Ries turns this ingrained habit on its head. The startup should focus not on perfection, but finding the fastest way to get through the Build-Measure-Learn feedback loop (what happens with each experiment), with the minimum amount of effort. You do this with a Minimum Viable Product, which is intended to start the process of learning.  He goes on to say, 

"Any additional work beyond what was required to start learning is a waste."

This statement alone has already saved me countless hours of working on stuff that I thought needed to be done, but really didn't. Photo by jedibfa

  • Successful companies have several MVPs before getting it right. Ries tells the story of a bootstrapped start-up that released inexpensive MVPs, ones that took no more than 2-4 weeks of effort. They recruited friends to give feedback on each prototype.  It wasn't until they got to the sixth MVP that they had promising results. In the words of the co-founders, "The results were unambiguously negative until [the sixth MVP]" 

This is wonderfully reassuring.  It means that iteration is the norm.  It means that the runway is typically lengthy, not in time, but in iterations.
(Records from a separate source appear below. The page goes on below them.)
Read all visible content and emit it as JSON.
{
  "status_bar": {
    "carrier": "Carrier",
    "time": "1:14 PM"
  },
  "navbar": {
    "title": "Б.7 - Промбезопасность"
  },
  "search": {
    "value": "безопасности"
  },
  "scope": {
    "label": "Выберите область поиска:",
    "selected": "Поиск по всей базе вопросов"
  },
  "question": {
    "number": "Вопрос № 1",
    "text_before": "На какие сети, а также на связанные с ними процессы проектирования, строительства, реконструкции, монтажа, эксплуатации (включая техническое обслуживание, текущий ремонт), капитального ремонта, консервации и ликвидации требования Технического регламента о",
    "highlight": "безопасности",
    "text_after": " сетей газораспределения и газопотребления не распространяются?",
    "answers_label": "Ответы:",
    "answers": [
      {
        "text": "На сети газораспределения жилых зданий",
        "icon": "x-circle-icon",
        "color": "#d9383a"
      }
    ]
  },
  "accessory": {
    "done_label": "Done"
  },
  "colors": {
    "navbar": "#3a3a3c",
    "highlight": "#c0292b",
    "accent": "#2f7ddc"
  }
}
It means that I don't have everything riding on that big launch next week.

MVPs are shaped by questions like, "What would be required to get customers to engage with the product and tell their friends about it?"  They are not driven by the founder's ego or an internal standard of quality.  Which brings me to this wonderful quote from the book about quality: 

"If we do not know who the customer is, we do not know what quality it."